Everyone in business and economic development agree that startups are great for cities—but how can communities and leaders do more than just tout the benefits of startups, and actually help pave the way for entrepreneurs to bring their business ideas to life?

One way of getting behind San Diego startups is through celebrating the innovation and creativity being brought to our region. This month Cox Business, Tech Coast Angels and the San Diego Venture Group are doing exactly that by sponsoring and organizing the John G. Watson Quick Pitch Competition.

The Quick Pitch Competition on Oct. 29 gives 10 local startups the opportunity to compete for grants of up to $50,000 to further develop their idea.
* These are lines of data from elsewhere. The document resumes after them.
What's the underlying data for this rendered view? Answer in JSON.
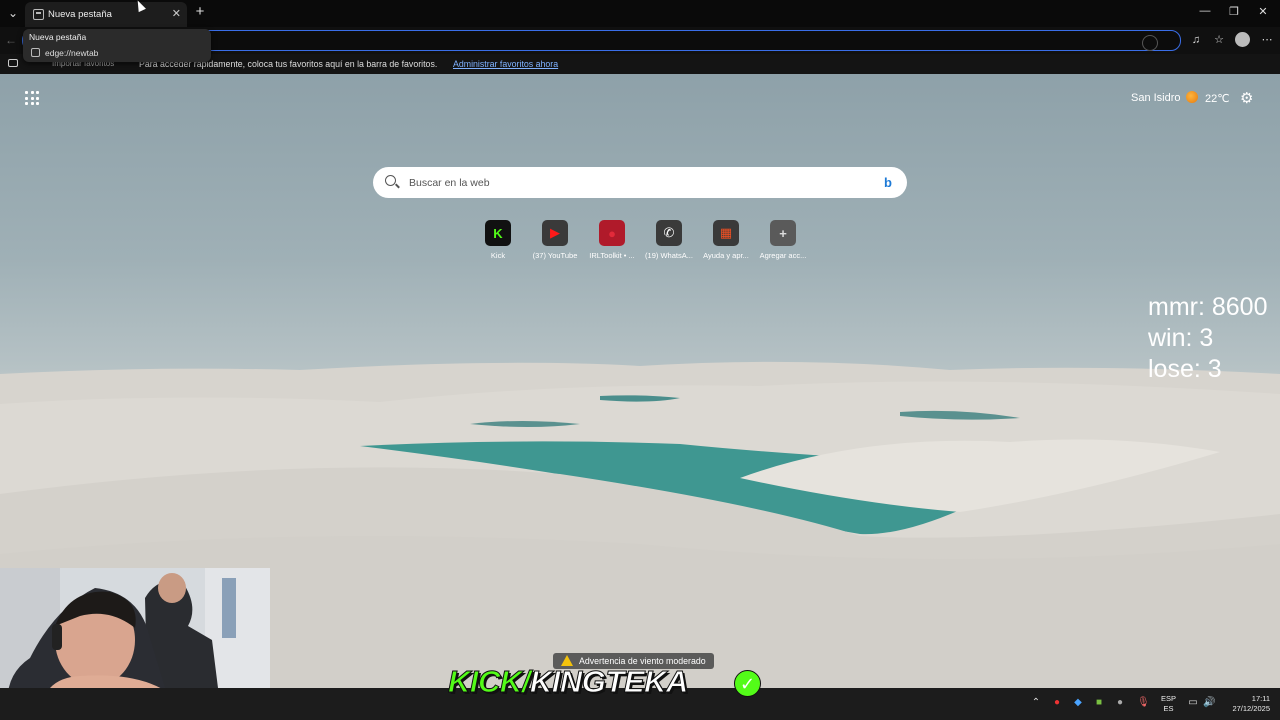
{
  "browser": {
    "tab_title": "Nueva pestaña",
    "tab_close": "✕",
    "new_tab": "+",
    "hover_card": {
      "title": "Nueva pestaña",
      "url": "edge://newtab"
    },
    "window_controls": {
      "minimize": "—",
      "restore": "❐",
      "close": "✕"
    }
  },
  "favorites_bar": {
    "import_label": "Importar favoritos",
    "message": "Para acceder rápidamente, coloca tus favoritos aquí en la barra de favoritos.",
    "manage_link": "Administrar favoritos ahora"
  },
  "new_tab_page": {
    "weather": {
      "location": "San Isidro",
      "temperature": "22℃"
    },
    "search": {
      "placeholder": "Buscar en la web",
      "engine_icon": "bing-icon"
    },
    "quick_links": [
      {
        "label": "Kick",
        "glyph": "K",
        "bg": "#111111",
        "fg": "#53fc18"
      },
      {
        "label": "(37) YouTube",
        "glyph": "▶",
        "bg": "#3a3a3a",
        "fg": "#ff1a1a"
      },
      {
        "label": "IRLToolkit • ...",
        "glyph": "●",
        "bg": "#b01a2a",
        "fg": "#e22a3a"
      },
      {
        "label": "(19) WhatsA...",
        "glyph": "✆",
        "bg": "#3a3a3a",
        "fg": "#ffffff"
      },
      {
        "label": "Ayuda y apr...",
        "glyph": "▦",
        "bg": "#3a3a3a",
        "fg": "#f25022"
      },
      {
        "label": "Agregar acc...",
        "glyph": "+",
        "bg": "#5a5a5a",
        "fg": "#dddddd"
      }
    ]
  },
  "stream_overlay": {
    "stats": {
      "mmr": "mmr: 8600",
      "win": "win: 3",
      "lose": "lose: 3"
    },
    "alert": "Advertencia de viento moderado",
    "kick_prefix": "KICK/",
    "kick_channel": "KINGTEKA",
    "verified_glyph": "✓"
  },
  "taskbar": {
    "lang_primary": "ESP",
    "lang_secondary": "ES",
    "time": "17:11",
    "date": "27/12/2025"
  },
  "colors": {
    "accent_blue": "#3a6ee8",
    "kick_green": "#53fc18",
    "water": "#2e8f8a"
  }
}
It’s one of several others like it throughout the year here in our region.

However, we can always do more to support our startup ecosystem—especially if we want to hang on to our distinction as one of the best cities in America to launch a business. Moreover, San Diego in particular has a number of very good reasons to do so:

• Small businesses, including startups, are the backbone of our regional economy. Small businesses, defined as those with 100 employees or fewer, employ 697,000 people, or 59 percent of San Diego’s workforce. If we were to attract fewer talented entrepreneurs, opportunities for both our long-time residents and recent transplants would dry up, and our economy would suffer.
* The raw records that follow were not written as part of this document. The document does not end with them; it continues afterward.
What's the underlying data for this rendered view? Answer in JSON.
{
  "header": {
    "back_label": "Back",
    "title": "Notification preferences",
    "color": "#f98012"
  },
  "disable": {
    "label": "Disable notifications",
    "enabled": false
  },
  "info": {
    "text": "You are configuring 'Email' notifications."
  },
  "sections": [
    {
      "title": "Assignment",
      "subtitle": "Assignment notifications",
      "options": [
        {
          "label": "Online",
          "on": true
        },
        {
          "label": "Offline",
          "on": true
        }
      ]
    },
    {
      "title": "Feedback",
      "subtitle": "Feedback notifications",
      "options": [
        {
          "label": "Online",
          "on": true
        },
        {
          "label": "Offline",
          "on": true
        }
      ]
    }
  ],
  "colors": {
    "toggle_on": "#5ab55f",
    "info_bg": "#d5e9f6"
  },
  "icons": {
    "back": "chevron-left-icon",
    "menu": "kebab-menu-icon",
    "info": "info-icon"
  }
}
• They’ve given us our reputation as a life sciences and biotechnology innovation hub. Aside from the San Francisco Bay Area and the Boston-Cambridge region, we’re one of the top cities for manufacturing, testing and research in the fields of biotechnology, pharmaceuticals and medical devices. Several of the top employers in this area are, of course, large companies like Illumina, but a vast majority of the more than 1,100 life and sciences biotech businesses in San Diego began life as small startups with an idea.
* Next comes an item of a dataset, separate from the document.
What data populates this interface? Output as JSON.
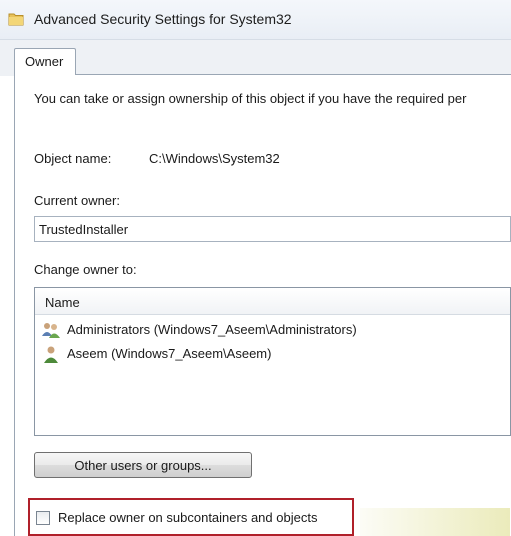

• They encourage competition. Competition is a good thing and spurs innovation, and a competitive business ecosystem makes our city stand out as a dynamic source of tech solutions. As Ben Yoskowitz, an angel investor and founding partner at Year One Labs puts it, “Any reasonably good idea has 10,000 people working on it right now.”

• A few local startups have made it big already. Thanks to our large pool of talent both local and transplanted (the perks of being a major center for universities) as well as a good network of accelerators that coach startups on how to prepare for a successful launch, many of our startups have emerged as major players on the national scene. Think GoFundMe, Classy, Brain Corp, and Human Longevity. Imagine how many more ideas like these are currently incubating among San Diego’s startup founders.

• They employ talent from other tech hubs, especially recent graduates. The job market may have improved greatly since the 2008-2009 recession, and unemployment may be low, but it’s still challenging to get your foot in the door as a recent college graduate. In cities like San Diego, though, where there’s a strong pool of startups, these young professionals can easily find employment that develops them professionally into the future talent that our city will need to continue to grow.

San Diego has steadily climbed higher on lists of top U.S. cities for startups over the past few years, but that didn’t happen in a vacuum. Every big company started small, and it’s important that larger companies encourage startups, and help provide funding through programs such as the Quick Pitch Competition—especially if they’re in your field. It’s good for business and for everyone who lives and works in America’s finest region.

Duane Cameron has more than 30 years of experience in the telecommunications industry. He is vice president for Cox Business, helping to bring innovative products and services to Southern California businesses.